The attacks must at some point download the malicious software onto the targeted host, and this initial download presents another opportunity for detection. Executable files that have unusual filenames or are anomalous within the network (like Bazar) are highly likely to be caught by the Suspicious File Download analytic.
Domain Analysis HTTP/TLS
The Domain Analysis analytics alert on suspicious domains that have yet to be seen in the network's environment in the last 30 days. The analytic assesses outgoing communications from an internal host to a new or unusual domain. The communication may be the result of a malware calling back to a domain for instructions or an employee who inadvertently visited a malicious web site. If the domain has not been detected in the past 30 days of traffic, the analytic examines fields within the header, such as the path, referrer, and user agent, for unusual activity.
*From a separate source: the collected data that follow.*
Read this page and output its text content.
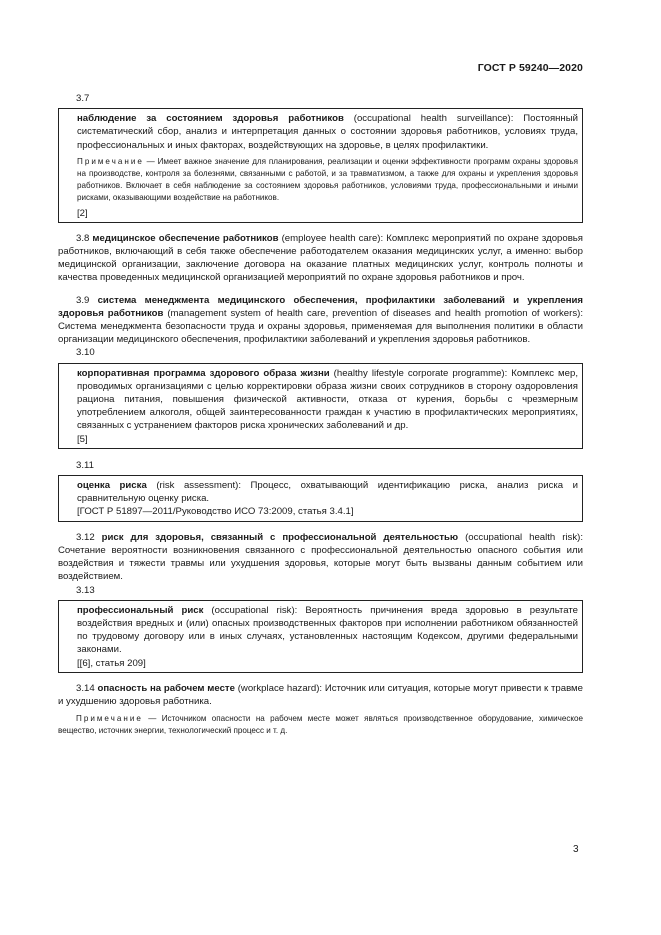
ГОСТ Р 59240—2020
3.7
наблюдение за состоянием здоровья работников (occupational health surveillance): Постоянный систематический сбор, анализ и интерпретация данных о состоянии здоровья работников, условиях труда, профессиональных и иных факторах, воздействующих на здоровье, в целях профилактики.
Примечание — Имеет важное значение для планирования, реализации и оценки эффективности программ охраны здоровья на производстве, контроля за болезнями, связанными с работой, и за травматизмом, а также для охраны и укрепления здоровья работников. Включает в себя наблюдение за состоянием здоровья работников, условиями труда, профессиональными и иными рисками, оказывающими воздействие на работников.
[2]
3.8 медицинское обеспечение работников (employee health care): Комплекс мероприятий по охране здоровья работников, включающий в себя также обеспечение работодателем оказания медицинских услуг, а именно: выбор медицинской организации, заключение договора на оказание платных медицинских услуг, контроль полноты и качества проведенных медицинской организацией мероприятий по охране здоровья работников и проч.
3.9 система менеджмента медицинского обеспечения, профилактики заболеваний и укрепления здоровья работников (management system of health care, prevention of diseases and health promotion of workers): Система менеджмента безопасности труда и охраны здоровья, применяемая для выполнения политики в области организации медицинского обеспечения, профилактики заболеваний и укрепления здоровья работников.
3.10
корпоративная программа здорового образа жизни (healthy lifestyle corporate programme): Комплекс мер, проводимых организациями с целью корректировки образа жизни своих сотрудников в сторону оздоровления рациона питания, повышения физической активности, отказа от курения, борьбы с чрезмерным употреблением алкоголя, общей заинтересованности граждан к участию в профилактических мероприятиях, связанных с устранением факторов риска хронических заболеваний и др.
[5]
3.11
оценка риска (risk assessment): Процесс, охватывающий идентификацию риска, анализ риска и сравнительную оценку риска.
[ГОСТ Р 51897—2011/Руководство ИСО 73:2009, статья 3.4.1]
3.12 риск для здоровья, связанный с профессиональной деятельностью (occupational health risk): Сочетание вероятности возникновения связанного с профессиональной деятельностью опасного события или воздействия и тяжести травмы или ухудшения здоровья, которые могут быть вызваны данным событием или воздействием.
3.13
профессиональный риск (occupational risk): Вероятность причинения вреда здоровью в результате воздействия вредных и (или) опасных производственных факторов при исполнении работником обязанностей по трудовому договору или в иных случаях, установленных настоящим Кодексом, другими федеральными законами.
[[6], статья 209]
3.14 опасность на рабочем месте (workplace hazard): Источник или ситуация, которые могут привести к травме и ухудшению здоровья работника.
Примечание — Источником опасности на рабочем месте может являться производственное оборудование, химическое вещество, источник энергии, технологический процесс и т. д.
3
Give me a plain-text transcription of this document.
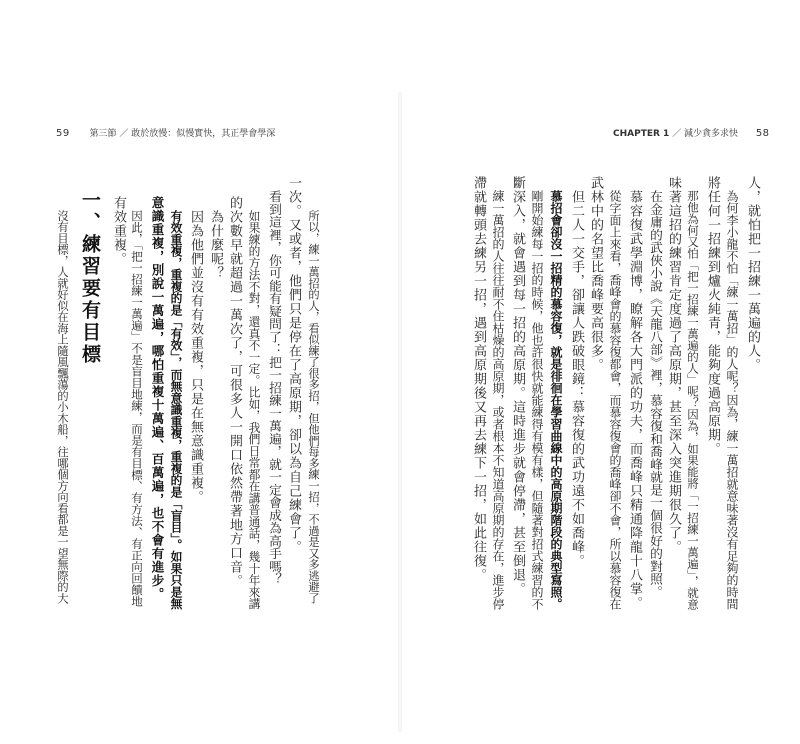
59 第三節 ／ 敢於放慢：似慢實快，其正學會學深	CHAPTER 1 ／ 減少貪多求快 58
所以，練一萬招的人，看似練了很多招，但他們每多練一招，不過是又多逃避了
一次。又或者，他們只是停在了高原期，卻以為自己練會了。
看到這裡，你可能有疑問了：把一招練一萬遍，就一定會成為高手嗎？
如果練的方法不對，還真不一定。比如，我們日常都在講普通話，幾十年來講
的次數早就超過一萬次了，可很多人一開口依然帶著地方口音。
為什麼呢？
因為他們並沒有有效重複，只是在無意識重複。
有效重複，重複的是「有效」，而無意識重複，重複的是「盲目」。如果只是無
意識重複，別說一萬遍，哪怕重複十萬遍、百萬遍，也不會有進步。
因此，「把一招練一萬遍」不是盲目地練，而是有目標、有方法、有正向回饋地
有效重複。
一、練習要有目標
沒有目標，人就好似在海上隨風飄蕩的小木船，往哪個方向看都是一望無際的大	人，就怕把一招練一萬遍的人。
為何李小龍不怕「練一萬招」的人呢？因為，練一萬招就意味著沒有足夠的時間
將任何一招練到爐火純青，能夠度過高原期。
那他為何又怕「把一招練一萬遍的人」呢？因為，如果能將「一招練一萬遍」，就意
味著這招的練習肯定度過了高原期，甚至深入突進期很久了。
在金庸的武俠小說《天龍八部》裡，慕容復和喬峰就是一個很好的對照。
慕容復武學淵博，瞭解各大門派的功夫，而喬峰只精通降龍十八掌。
從字面上來看，喬峰會的慕容復都會，而慕容復會的喬峰卻不會，所以慕容復在
武林中的名望比喬峰要高很多。
但二人一交手，卻讓人跌破眼鏡：慕容復的武功遠不如喬峰。
慕招會卻沒一招精的慕容復，就是徘徊在學習曲線中的高原期階段的典型寫照。
剛開始練每一招的時候，他也許很快就能練得有模有樣，但隨著對招式練習的不
斷深入，就會遇到每一招的高原期。這時進步就會停滯，甚至倒退。
練一萬招的人往往耐不住枯燥的高原期，或者根本不知道高原期的存在，進步停
滯就轉頭去練另一招，遇到高原期後又再去練下一招，如此往復。
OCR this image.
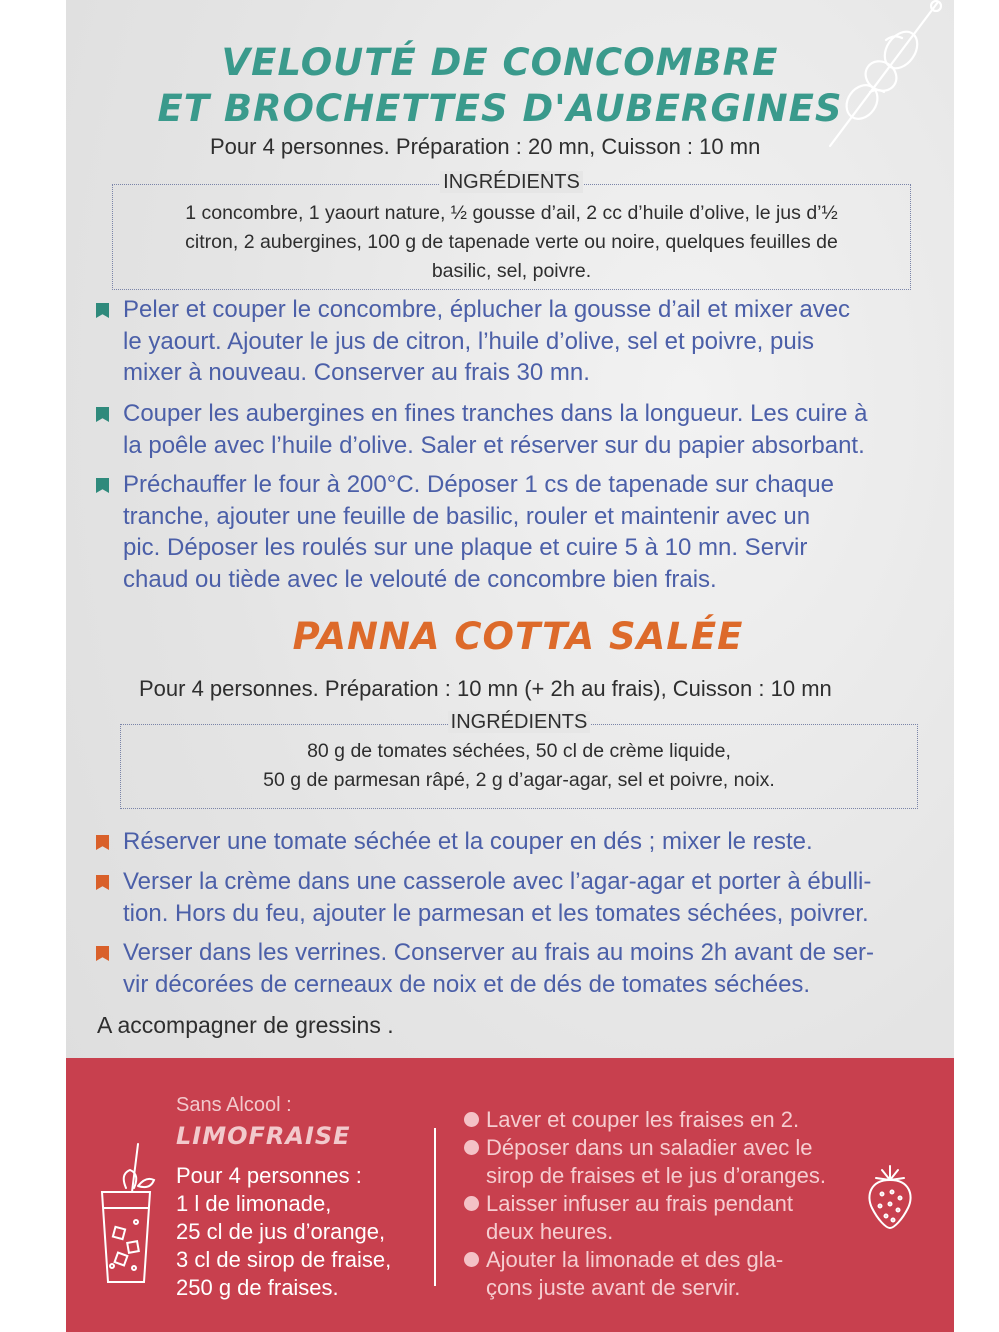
VELOUTÉ DE CONCOMBRE
ET BROCHETTES D'AUBERGINES
Pour 4 personnes. Préparation : 20 mn, Cuisson : 10 mn
INGRÉDIENTS
1 concombre, 1 yaourt nature, ½ gousse d’ail, 2 cc d’huile d’olive, le jus d’½
citron, 2 aubergines, 100 g de tapenade verte ou noire, quelques feuilles de
basilic, sel, poivre.
Peler et couper le concombre, éplucher la gousse d’ail et mixer avec
le yaourt. Ajouter le jus de citron, l’huile d’olive, sel et poivre, puis
mixer à nouveau. Conserver au frais 30 mn.
Couper les aubergines en fines tranches dans la longueur. Les cuire à
la poêle avec l’huile d’olive. Saler et réserver sur du papier absorbant.
Préchauffer le four à 200°C. Déposer 1 cs de tapenade sur chaque
tranche, ajouter une feuille de basilic, rouler et maintenir avec un
pic. Déposer les roulés sur une plaque et cuire 5 à 10 mn. Servir
chaud ou tiède avec le velouté de concombre bien frais.
PANNA COTTA SALÉE
Pour 4 personnes. Préparation : 10 mn (+ 2h au frais), Cuisson : 10 mn
INGRÉDIENTS
80 g de tomates séchées, 50 cl de crème liquide,
50 g de parmesan râpé, 2 g d’agar-agar, sel et poivre, noix.
Réserver une tomate séchée et la couper en dés ; mixer le reste.
Verser la crème dans une casserole avec l’agar-agar et porter à ébulli-
tion. Hors du feu, ajouter le parmesan et les tomates séchées, poivrer.
Verser dans les verrines. Conserver au frais au moins 2h avant de ser-
vir décorées de cerneaux de noix et de dés de tomates séchées.
A accompagner de gressins .
Sans Alcool :
LIMOFRAISE
Pour 4 personnes :
1 l de limonade,
25 cl de jus d’orange,
3 cl de sirop de fraise,
250 g de fraises.
Laver et couper les fraises en 2.
Déposer dans un saladier avec le
sirop de fraises et le jus d’oranges.
Laisser infuser au frais pendant
deux heures.
Ajouter la limonade et des gla-
çons juste avant de servir.
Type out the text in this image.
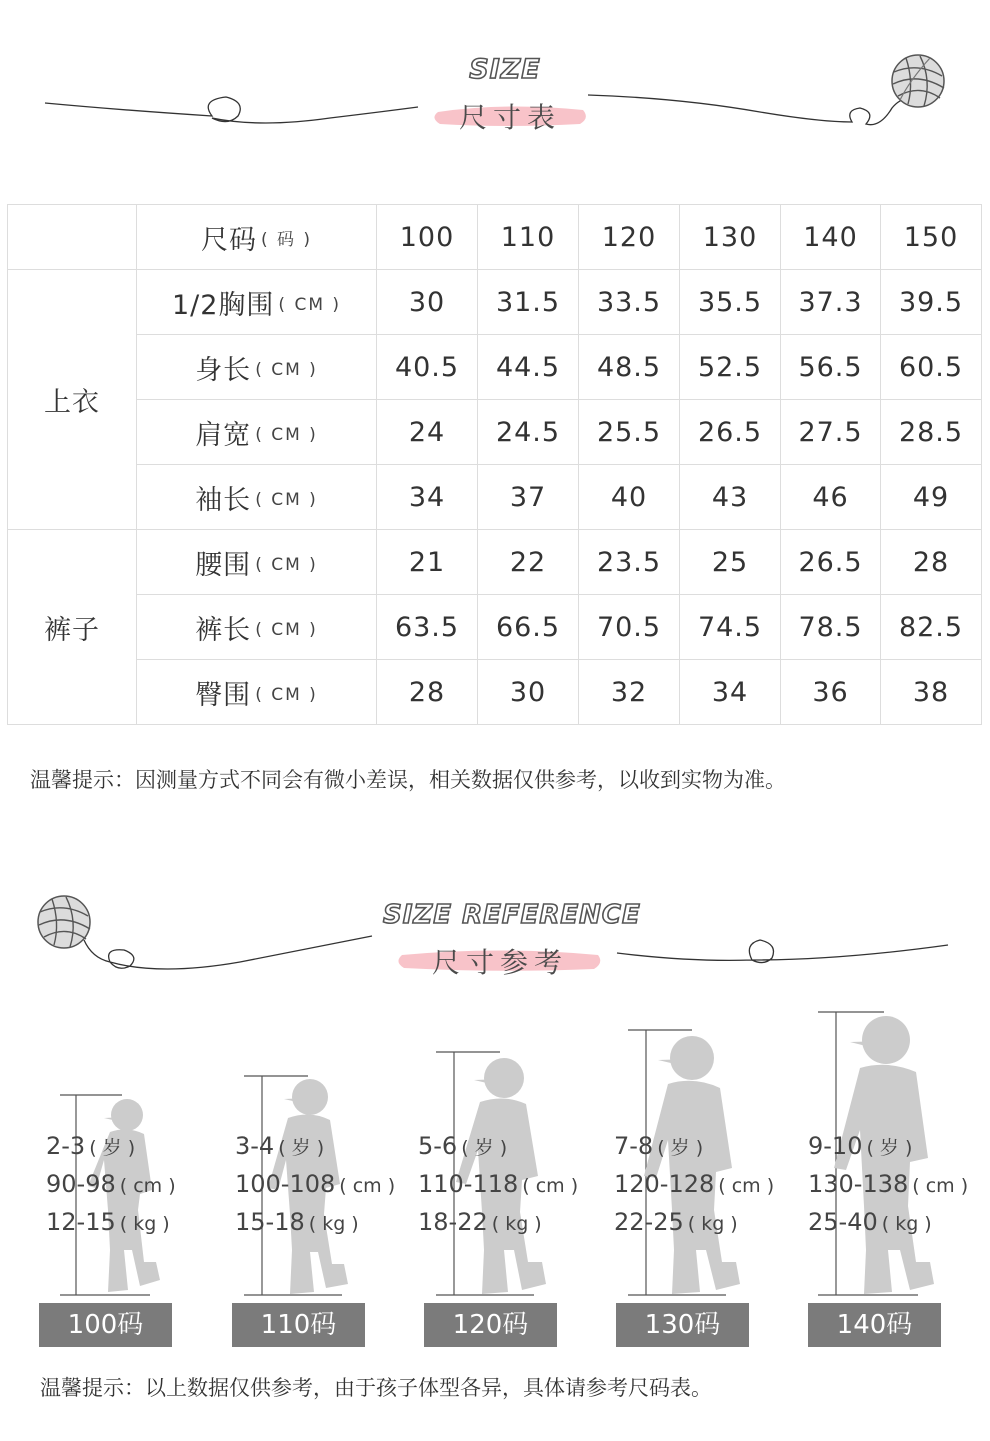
SIZE
尺寸表
	尺码 ( 码 )	100	110	120	130	140	150
上衣	1/2胸围 ( CM )	30	31.5	33.5	35.5	37.3	39.5
	身长 ( CM )	40.5	44.5	48.5	52.5	56.5	60.5
	肩宽 ( CM )	24	24.5	25.5	26.5	27.5	28.5
	袖长 ( CM )	34	37	40	43	46	49
裤子	腰围 ( CM )	21	22	23.5	25	26.5	28
	裤长 ( CM )	63.5	66.5	70.5	74.5	78.5	82.5
	臀围 ( CM )	28	30	32	34	36	38
温馨提示：因测量方式不同会有微小差误，相关数据仅供参考，以收到实物为准。
SIZE REFERENCE
尺寸参考
2-3 ( 岁 )
90-98 ( cm )
12-15 ( kg )
100码
3-4 ( 岁 )
100-108 ( cm )
15-18 ( kg )
110码
5-6 ( 岁 )
110-118 ( cm )
18-22 ( kg )
120码
7-8 ( 岁 )
120-128 ( cm )
22-25 ( kg )
130码
9-10 ( 岁 )
130-138 ( cm )
25-40 ( kg )
140码
温馨提示：以上数据仅供参考，由于孩子体型各异，具体请参考尺码表。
As the malicious files in question are likely to be downloaded from a domain with a poor or unknown reputation, this provides another potential avenue for proactive detection. IronDefense’s Domain Analysis analytics are designed to key in on unusual or undocumented domains that appear within network traffic, which is common for such malware.
TLS Invalid Certificate Chain
TLS Invalid Certificate Chain validates all available server certificate chains in a flow and generates events for chains that fail the validation process. The analytic is used to quickly identify falsified, invalid, or self-signed TLS certificates. The events include the reason for validation failure, the root certificate issuer, and the root certificate source entity community of interest.
The threat actors leveraging Bazar and Ryuk have also frequently been observed dropping Trickbot modular malware onto victim systems. Trickbot has notably been known to use self-signed, non-valid SSL certificates, which would invariably trigger a TLS Invalid Certificate Chain alert and provide another opportunity for detection.